Lorsque le diagnostic est suspecté cliniquement, la preuve formelle en est faite par la mise en évidence de cristaux de cholestérol, ce qui n’est en pratique obtenu que dans 30 à 50 p. 100 des cas. Le moyen le plus élégant est le fond d’œil, lorsque la partie supérieure de l’aorte et ses branches sont concernées, puis viennent par ordre d’agressivité croissante les biopsies de peau, de muscle, de mœlle osseuse et de rein. La biopsie cutanée doit être large et profonde, comprenant le derme et l’hypoderme. Les cristaux de cholestérol apparaissent sous forme de fentes lancéolées biconvexes optiquement vides dans des artérioles de moyen calibre (100 à 200 µm), entourés de macrophages et de cellules géantes puis d’une endartérite oblitérante aboutissant à l’obstruction du vaisseau. L’aspect histologique est beaucoup plus trompeur si la biopsie passe à côté du cristal et ne montre que des lésions de vascularite leucocytoclasique. Lorsque la preuve histologique n’est pas obtenue, le diagnostic est évoqué sur les caractéristiques cliniques (association d’un livedo, d’orteils pourpres, d’une HTA et d’une insuffisance rénale), le contexte de maladie athéromateuse et l’existence d’un éventuel facteur déclenchant.
Le pronostic des embolies de cristaux de cholestérol est souvent sévère. Leur survenue est un élément péjoratif, par le biais des complications ischémiques directes, mais surtout parce qu’elles reflètent la précarité de l’appareil cardiovasculaire, même lorsque l’atteinte clinique est limitée. Le suivi prospectif de patients atteints d’embolie de cristaux de cholestérol rétinienne asymptomatique confirme leur signification péjorative. La récidive des poussées emboliques est un facteur majeur de gravité.
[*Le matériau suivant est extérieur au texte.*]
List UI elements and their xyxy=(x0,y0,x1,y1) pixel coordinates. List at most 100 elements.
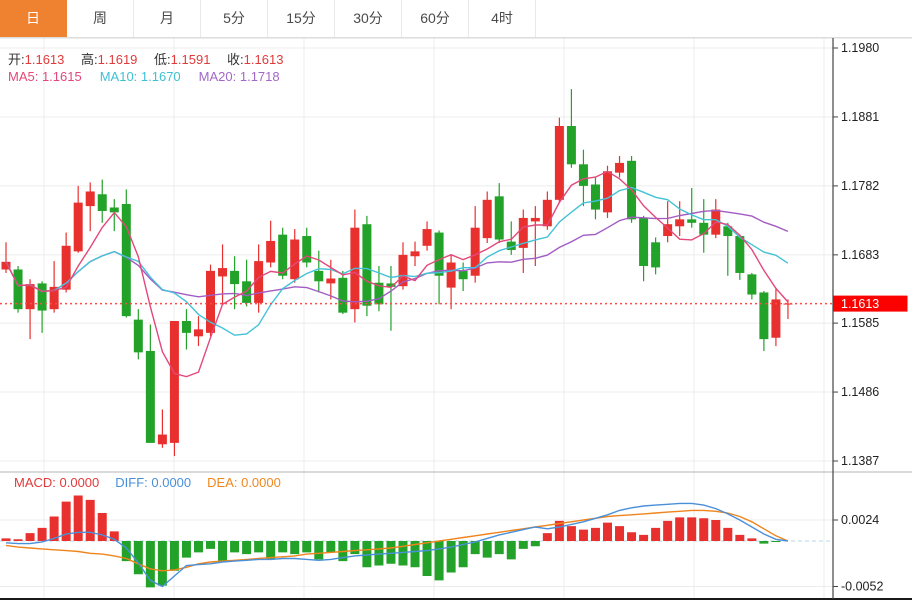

L’atteinte rénale, fréquemment irréversible, peut conduire à l’épuration extrarénale, puis au décès dans le contexte de l’hémodialyse chronique. Le pronostic global de la maladie est bien reflété par l’analyse rétrospective de Fine et al. portant sur 221 dossiers : 80 p. 100 de mortalité plurifactorielle, par défaillance cardiaque, rénale, multiviscérale, par rupture d’anévrysme ou complications infectieuses et par perforations digestives. Il devrait être amélioré par un diagnostic et une prise en charge précoces, et une intensification du traitement des formes multiviscérales, permettant de lutter contre les causes les plus fréquentes de décès.
2 - INFORMATION AUX PATIENTS
Lorsque le diagnostic d’embolie de cristaux de cholestérol est établi, la prévention des récidives est fondamentale. Le patient doit connaître sa pathologie et pouvoir la citer dans ses antécédents. Il doit être informé de son lien avec l’athérosclérose et du risque potentiel des facteurs déclenchants connus, essentiellement de la chirurgie aortique, des cathétérismes artériels et de la radiologie interventionnelle, et des traitements anticoagulants ou fibrinolytiques.